Our muscles play an essential role in allowing movement and body support. However, as we age, it is natural for us to lose strength and muscle mass – a process that begins around the age of 30 and accelerates after the age of 50. This loss occurs in two main ways: sarcopenia and dynapenia.
What is Sarcopenia?
Sarcopenia is the reduction in muscle mass that accompanies aging, but it can also be aggravated by factors such as physical inactivity, chronic diseases and poor nutrition. This condition affects the functionality of the body, increasing the risk of falls and fractures.
What is Dynapenia?
Dynapenia, in turn, is the loss of muscle strength with aging, which impacts the ability to perform daily activities. Like sarcopenia, dynapenia can be influenced by factors such as a sedentary lifestyle, diseases and an inadequate diet.

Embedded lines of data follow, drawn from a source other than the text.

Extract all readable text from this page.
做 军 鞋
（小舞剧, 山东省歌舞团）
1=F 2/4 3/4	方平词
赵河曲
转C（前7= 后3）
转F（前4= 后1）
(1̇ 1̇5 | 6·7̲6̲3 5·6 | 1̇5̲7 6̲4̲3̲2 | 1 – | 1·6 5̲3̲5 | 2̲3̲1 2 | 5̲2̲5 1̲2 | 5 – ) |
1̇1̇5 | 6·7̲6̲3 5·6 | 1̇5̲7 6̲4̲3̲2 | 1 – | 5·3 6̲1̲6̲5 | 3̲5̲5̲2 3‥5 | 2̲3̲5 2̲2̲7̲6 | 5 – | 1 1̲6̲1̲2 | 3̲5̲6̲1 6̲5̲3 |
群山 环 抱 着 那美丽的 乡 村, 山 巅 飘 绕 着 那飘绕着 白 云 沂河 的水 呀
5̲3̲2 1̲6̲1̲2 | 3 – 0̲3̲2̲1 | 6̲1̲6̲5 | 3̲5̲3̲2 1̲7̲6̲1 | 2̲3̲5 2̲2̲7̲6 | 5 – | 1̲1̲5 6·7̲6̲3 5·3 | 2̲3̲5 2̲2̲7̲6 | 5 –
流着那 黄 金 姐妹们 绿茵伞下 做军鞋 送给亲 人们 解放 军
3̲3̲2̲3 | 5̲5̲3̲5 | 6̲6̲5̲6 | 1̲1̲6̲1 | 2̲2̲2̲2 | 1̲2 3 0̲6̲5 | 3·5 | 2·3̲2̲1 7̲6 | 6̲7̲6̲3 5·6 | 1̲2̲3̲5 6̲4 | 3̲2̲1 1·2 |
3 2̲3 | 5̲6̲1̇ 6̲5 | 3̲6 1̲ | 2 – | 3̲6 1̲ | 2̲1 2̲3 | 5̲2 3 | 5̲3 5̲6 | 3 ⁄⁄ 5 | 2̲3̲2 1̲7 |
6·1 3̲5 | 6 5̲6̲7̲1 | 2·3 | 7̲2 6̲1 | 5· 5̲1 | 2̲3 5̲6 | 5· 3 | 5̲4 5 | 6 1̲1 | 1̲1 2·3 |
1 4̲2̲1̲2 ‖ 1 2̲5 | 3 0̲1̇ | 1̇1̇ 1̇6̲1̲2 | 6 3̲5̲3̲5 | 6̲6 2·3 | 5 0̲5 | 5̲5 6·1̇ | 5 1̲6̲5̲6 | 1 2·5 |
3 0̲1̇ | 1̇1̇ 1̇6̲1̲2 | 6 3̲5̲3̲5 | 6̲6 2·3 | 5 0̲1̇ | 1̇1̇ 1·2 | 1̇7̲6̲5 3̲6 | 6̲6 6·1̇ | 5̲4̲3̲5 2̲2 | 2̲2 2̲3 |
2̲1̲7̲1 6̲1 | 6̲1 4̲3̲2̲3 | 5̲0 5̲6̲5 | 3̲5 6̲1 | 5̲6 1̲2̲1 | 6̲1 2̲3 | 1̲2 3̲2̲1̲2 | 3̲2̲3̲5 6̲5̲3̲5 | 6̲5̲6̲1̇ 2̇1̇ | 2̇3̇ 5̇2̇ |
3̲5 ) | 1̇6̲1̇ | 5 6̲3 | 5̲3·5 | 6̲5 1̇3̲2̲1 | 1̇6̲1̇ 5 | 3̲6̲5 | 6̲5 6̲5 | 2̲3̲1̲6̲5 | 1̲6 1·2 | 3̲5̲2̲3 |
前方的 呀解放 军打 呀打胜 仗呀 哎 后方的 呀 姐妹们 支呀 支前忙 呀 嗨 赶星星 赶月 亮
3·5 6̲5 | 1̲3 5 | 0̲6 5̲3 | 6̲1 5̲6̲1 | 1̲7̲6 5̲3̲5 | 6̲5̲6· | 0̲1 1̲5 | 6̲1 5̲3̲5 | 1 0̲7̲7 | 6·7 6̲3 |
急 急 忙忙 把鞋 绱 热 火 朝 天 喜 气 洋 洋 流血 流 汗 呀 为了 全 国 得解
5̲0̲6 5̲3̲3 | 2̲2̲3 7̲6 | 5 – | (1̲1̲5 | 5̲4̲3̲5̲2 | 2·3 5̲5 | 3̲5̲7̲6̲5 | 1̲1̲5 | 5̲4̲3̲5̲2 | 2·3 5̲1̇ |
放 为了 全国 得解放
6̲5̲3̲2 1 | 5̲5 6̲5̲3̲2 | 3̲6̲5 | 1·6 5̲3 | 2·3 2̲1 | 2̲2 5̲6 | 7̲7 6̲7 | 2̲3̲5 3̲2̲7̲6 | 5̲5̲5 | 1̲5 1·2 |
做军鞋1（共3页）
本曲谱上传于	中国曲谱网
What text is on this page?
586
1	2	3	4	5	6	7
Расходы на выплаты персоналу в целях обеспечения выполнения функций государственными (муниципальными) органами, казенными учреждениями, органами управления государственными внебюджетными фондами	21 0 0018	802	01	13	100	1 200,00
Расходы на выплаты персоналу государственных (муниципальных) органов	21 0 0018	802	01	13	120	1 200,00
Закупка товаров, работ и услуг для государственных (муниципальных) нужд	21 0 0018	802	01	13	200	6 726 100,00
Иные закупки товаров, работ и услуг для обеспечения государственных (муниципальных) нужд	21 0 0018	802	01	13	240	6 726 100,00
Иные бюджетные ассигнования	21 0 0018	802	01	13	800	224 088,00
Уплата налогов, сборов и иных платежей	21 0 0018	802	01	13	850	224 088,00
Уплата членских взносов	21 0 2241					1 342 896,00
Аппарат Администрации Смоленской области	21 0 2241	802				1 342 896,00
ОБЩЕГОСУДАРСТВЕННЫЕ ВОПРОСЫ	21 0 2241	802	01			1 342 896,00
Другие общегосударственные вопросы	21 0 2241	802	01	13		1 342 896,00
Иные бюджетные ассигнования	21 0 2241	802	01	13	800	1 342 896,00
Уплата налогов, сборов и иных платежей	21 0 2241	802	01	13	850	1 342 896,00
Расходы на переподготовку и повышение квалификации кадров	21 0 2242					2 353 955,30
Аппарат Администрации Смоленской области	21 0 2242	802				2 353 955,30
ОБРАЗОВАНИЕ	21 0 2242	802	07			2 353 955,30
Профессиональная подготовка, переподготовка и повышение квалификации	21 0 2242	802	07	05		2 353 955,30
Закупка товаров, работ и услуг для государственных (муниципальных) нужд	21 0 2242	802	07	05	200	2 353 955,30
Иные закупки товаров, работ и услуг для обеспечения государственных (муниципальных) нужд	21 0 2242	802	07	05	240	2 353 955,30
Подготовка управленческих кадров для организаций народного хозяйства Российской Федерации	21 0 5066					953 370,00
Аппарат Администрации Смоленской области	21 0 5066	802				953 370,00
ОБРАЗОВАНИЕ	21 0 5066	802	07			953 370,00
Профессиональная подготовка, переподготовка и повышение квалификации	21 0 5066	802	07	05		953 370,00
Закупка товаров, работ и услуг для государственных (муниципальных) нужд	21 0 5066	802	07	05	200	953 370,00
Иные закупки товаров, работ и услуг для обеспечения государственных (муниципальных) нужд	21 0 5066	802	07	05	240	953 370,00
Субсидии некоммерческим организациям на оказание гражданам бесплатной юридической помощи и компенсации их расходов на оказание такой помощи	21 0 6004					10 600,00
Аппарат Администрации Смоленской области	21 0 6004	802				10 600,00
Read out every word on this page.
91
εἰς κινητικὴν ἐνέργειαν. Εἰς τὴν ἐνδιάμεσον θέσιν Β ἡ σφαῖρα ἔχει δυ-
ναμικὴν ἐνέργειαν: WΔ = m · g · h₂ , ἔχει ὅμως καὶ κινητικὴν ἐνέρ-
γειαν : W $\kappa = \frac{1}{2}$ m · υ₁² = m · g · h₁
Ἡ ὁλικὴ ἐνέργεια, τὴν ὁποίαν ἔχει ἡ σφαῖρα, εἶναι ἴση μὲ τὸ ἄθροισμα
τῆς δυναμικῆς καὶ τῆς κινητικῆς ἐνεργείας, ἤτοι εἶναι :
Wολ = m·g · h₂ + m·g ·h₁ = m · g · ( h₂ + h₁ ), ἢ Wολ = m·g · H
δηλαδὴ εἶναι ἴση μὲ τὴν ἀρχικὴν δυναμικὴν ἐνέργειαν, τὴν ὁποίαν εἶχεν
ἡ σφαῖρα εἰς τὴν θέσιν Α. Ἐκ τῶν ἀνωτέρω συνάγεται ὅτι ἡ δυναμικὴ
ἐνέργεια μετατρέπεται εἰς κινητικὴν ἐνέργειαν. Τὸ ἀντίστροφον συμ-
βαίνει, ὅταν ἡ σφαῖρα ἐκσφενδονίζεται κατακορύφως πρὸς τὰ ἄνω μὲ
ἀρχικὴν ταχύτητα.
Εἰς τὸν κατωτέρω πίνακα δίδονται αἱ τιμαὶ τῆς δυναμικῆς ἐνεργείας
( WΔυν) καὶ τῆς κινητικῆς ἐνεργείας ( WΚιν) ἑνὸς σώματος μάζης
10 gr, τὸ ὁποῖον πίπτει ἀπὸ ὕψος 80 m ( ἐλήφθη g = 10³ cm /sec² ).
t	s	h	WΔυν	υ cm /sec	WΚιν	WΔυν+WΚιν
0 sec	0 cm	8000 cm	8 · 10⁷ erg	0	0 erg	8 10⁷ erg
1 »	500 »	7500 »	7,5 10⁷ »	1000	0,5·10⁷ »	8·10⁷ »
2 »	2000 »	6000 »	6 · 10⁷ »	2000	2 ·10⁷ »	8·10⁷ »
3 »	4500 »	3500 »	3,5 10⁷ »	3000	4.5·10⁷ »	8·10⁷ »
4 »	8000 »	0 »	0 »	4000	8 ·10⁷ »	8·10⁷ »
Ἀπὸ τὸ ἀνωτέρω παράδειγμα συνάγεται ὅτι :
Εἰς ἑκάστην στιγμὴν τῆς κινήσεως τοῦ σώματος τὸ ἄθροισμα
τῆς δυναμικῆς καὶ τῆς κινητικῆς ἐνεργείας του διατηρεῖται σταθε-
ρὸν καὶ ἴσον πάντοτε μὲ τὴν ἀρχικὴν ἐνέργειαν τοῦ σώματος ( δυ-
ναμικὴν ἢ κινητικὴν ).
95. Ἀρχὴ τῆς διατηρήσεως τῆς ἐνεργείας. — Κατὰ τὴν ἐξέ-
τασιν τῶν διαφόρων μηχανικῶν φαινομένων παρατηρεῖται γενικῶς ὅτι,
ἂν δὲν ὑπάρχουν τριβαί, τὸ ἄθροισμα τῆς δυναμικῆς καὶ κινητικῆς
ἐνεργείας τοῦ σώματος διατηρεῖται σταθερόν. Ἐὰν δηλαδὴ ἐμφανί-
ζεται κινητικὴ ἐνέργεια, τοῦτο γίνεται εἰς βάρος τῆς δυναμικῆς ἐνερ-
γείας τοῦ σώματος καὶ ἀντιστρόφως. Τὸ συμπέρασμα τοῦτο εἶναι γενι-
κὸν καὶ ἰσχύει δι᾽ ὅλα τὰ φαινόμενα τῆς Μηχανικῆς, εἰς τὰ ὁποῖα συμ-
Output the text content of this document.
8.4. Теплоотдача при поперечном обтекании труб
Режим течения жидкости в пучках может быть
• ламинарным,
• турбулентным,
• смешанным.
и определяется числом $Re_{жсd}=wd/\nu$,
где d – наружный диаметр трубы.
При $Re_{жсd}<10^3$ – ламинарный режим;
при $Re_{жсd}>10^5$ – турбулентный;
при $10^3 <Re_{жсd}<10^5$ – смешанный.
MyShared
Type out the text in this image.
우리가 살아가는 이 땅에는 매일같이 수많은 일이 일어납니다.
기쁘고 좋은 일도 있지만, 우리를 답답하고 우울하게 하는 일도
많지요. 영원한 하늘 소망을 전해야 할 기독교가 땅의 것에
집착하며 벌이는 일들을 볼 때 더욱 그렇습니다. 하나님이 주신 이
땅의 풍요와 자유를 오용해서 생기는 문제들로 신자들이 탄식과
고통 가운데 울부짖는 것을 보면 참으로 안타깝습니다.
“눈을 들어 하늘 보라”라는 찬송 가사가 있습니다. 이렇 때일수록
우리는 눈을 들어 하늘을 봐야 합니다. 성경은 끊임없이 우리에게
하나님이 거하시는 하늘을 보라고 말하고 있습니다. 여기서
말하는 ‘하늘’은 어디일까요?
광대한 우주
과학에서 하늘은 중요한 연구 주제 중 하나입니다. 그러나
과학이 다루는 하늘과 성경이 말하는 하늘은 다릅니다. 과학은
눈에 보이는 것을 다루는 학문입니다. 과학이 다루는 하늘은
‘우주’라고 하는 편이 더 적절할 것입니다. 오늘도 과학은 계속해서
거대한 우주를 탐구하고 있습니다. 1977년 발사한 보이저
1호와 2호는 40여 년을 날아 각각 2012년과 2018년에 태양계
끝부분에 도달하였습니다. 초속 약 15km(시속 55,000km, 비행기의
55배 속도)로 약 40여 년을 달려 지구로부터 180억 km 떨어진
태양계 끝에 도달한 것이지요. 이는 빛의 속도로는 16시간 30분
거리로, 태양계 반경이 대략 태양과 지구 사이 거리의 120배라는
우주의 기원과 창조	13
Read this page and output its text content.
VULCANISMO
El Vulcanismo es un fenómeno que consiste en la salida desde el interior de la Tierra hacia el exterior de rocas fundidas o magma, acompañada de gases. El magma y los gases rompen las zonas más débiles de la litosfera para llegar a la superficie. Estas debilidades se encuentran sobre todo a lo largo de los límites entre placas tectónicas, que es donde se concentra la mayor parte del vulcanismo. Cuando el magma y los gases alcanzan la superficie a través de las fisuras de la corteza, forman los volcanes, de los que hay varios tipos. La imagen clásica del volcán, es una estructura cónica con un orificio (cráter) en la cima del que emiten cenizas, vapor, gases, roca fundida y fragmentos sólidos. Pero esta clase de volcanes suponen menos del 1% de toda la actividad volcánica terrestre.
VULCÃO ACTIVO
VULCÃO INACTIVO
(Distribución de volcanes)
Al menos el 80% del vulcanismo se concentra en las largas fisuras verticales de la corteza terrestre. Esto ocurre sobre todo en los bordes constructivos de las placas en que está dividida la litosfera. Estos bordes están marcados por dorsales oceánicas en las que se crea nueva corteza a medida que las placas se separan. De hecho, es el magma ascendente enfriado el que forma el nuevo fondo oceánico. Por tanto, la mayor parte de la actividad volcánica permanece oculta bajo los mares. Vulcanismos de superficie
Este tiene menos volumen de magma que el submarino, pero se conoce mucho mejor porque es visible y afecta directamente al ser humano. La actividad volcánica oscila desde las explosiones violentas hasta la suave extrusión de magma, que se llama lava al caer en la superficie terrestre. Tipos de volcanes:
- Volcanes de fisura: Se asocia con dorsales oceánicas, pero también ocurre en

5 Effects of Muscle Loss on Bones
- Reduced bone strength;
- Increased risk of fractures;
- Decreased bone density;
- Changes in body mechanics;
- Decreased balance.
How to Avoid Muscle Loss
There are measures that can help reduce the loss of muscle mass and strength over time. A diet rich in protein, including meat, vegetables and dairy products, is essential for building muscle. In addition, regular strength training is essential for maintaining muscle mass. For older people, monitoring physical activity is recommended to prevent joint injuries.
Taking these precautions helps maintain adequate musculoskeletal health, promoting a better quality of life over the years.